L'inseguimento


Dimitar Georgiev

  02-07-2005

Una solita giornata a metà dell’estate, come tutto il resto del mondo normale, ho deciso di andare a passare qualche giorno al mare, per rilassarmi e riposarmi. Ho preso poche cose che mi servivano e sono partito. Arrivato alla stazione, compro un biglietto, trovo un treno per la mia destinazione ed entro. Il treno era ridotto piuttosto male ma non dava fastidio a nessuno, neanche a me. Camminando nel corridoio, trovo un posto a sedere. Era una cuccetta dove c’erano un signore anziano e una donna sui quaranta anni, insomma gente normale. Ma subito dopo la situazione mi è parsa un po’ strana, mi sono accorto che la signora guardava verso di me in modo strano e, come quando ero bambino e timido, comincio a nascondere il mio sguardo.

Poco a poco la situazione diventa sempre più imbarazzante, allora decido di cambiare cuccetta, esco fuori nel corridoio, comincio a camminare per cercare un altro posto. Guardando in giro, mi accorgo della signora che mi inseguiva, aveva un aspetto minaccioso, accelerai il cammino, ma in quel momento nel corridoio c’era un signore che, vedendo tutta la scena, si unì alla signora nel mio inseguimento. Passando da vagone a vagone con passo accelerato, incontravo delle persone e vedevo che anche loro si univano al gruppetto che mi veniva dietro.

Tutta la situazione mi è parsa strana, non capivo cosa stava succedendo, però avevo paura di tutta questa gente che mi inseguiva. Qualcosa nella mia testa mi diceva “scappa, scappa, devi scappare!”. Ormai il gruppetto è diventato un gruppo, c’erano più di dieci persone che mi inseguivano e io mi chiedevo cosa volevano da me.

In quel momento il treno si ferma in un paesino che non conoscevo e decido di scendere per sfuggire a tutte quelle persone.
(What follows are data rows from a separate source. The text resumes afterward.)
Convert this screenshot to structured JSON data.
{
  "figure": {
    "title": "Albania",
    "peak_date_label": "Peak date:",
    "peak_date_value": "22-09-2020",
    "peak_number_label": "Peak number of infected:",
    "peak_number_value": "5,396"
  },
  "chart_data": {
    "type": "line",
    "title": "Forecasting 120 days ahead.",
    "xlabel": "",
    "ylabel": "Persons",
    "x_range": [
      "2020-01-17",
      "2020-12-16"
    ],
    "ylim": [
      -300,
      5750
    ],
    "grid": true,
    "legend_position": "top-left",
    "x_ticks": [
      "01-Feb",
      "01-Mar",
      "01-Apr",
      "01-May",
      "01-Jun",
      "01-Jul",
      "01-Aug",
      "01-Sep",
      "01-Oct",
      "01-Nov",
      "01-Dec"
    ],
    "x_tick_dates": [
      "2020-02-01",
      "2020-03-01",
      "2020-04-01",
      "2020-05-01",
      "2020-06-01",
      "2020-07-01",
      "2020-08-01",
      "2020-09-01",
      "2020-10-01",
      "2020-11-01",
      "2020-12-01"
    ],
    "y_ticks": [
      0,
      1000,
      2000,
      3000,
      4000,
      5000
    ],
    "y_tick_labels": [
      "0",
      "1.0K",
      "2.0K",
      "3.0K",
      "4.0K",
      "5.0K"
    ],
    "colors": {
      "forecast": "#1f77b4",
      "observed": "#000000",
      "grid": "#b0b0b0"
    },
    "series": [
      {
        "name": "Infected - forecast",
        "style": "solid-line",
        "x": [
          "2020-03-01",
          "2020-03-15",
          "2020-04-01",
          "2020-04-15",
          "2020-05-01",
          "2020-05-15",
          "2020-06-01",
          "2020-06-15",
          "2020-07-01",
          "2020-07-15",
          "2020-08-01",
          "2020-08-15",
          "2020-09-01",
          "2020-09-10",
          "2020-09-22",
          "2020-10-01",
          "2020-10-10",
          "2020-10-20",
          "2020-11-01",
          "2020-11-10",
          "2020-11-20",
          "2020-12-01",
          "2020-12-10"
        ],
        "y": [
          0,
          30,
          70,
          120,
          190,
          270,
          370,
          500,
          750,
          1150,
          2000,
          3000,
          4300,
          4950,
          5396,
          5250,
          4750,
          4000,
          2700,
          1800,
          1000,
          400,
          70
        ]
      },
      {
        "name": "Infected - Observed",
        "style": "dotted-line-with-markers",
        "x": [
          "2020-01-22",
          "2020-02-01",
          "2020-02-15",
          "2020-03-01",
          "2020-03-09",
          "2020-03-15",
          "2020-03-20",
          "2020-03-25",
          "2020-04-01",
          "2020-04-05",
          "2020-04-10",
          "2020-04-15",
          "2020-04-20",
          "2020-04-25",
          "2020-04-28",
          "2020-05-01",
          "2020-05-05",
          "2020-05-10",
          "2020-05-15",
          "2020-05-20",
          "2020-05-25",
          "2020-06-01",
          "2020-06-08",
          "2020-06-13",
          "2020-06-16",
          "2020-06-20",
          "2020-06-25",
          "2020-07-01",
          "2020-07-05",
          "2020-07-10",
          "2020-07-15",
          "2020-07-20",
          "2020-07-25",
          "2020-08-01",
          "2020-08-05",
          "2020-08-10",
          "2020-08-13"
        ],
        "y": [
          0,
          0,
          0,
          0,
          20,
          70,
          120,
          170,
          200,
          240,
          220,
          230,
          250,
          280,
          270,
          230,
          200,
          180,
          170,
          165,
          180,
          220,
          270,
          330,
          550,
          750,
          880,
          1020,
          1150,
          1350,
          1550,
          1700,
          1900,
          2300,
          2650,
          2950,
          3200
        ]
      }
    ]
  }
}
Pensavo che il mio incubo sarebbe finito lì, ma non è stato così. Anche loro sono scesi, urlavano, gridavano ed io non riuscivo a capire niente di quello che dicevano, solo mi facevano tanta paura, troppa.

Mi sono messo a correre, correvo veloce ma non riuscivo a scappare, il mio incubo diventava sempre più grande. Tutte le persone che incontravo per strada si univano al gruppo, che ormai era diventato così grande da far paura a chiunque.
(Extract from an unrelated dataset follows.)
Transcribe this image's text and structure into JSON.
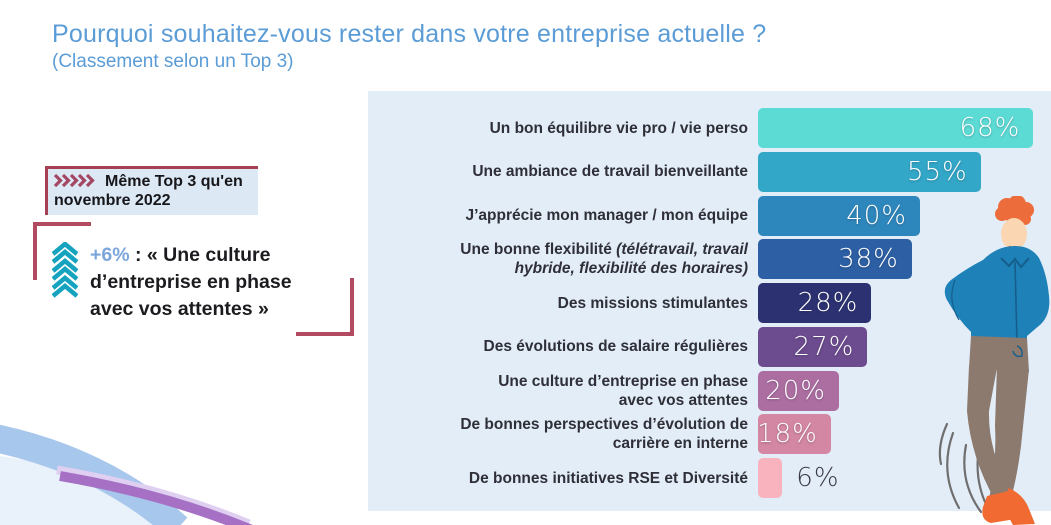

Non so da dove veniva tutta l’energia che avevo, so che in testa sentivo sempre stesse parole: “Scappa, devi scappare!”. Non so quanto tempo è passato, correvo come matto e dietro di me uomini, donne, bambini che mi inseguivano. Non riuscivo più a ragionare, mi chiedevo cosa volessero da me. La paura cresceva, una paura che mi dava la forza di correre.

Poco a poco comincio a perdere forza, non correvo più così veloce, cominciavo a pensare di arrendermi perché non ce la facevo più, le mie energie erano esaurite e mi sentivo mancare, avevo la sensazione che la morte fosse vicina; sfinito e terrorizzato, ho deciso di arrendermi a quella folla inferocita.

Mi sono fermato, girandomi ho visto che anche loro si sono fermati. Ci guardavamo a vicenda, erano minuti interminabili, li vedevo parlare tra di loro ma non capivo cosa dicevano. La situazione era tesa, ma ho capito che non mi volevano morto e per me era già qualcosa. Si avvicina un signore con un bambino che lo tiene per la mano e con una voce preoccupata mi disse “Ma ragazzo, perché stai scappando? Hai paura di qualcosa? Vedi, noi tutti siamo qui per aiutarti. Vieni con noi che starai bene”.

In quel preciso istante si sono aperte tante domande per le quali non avevo risposte.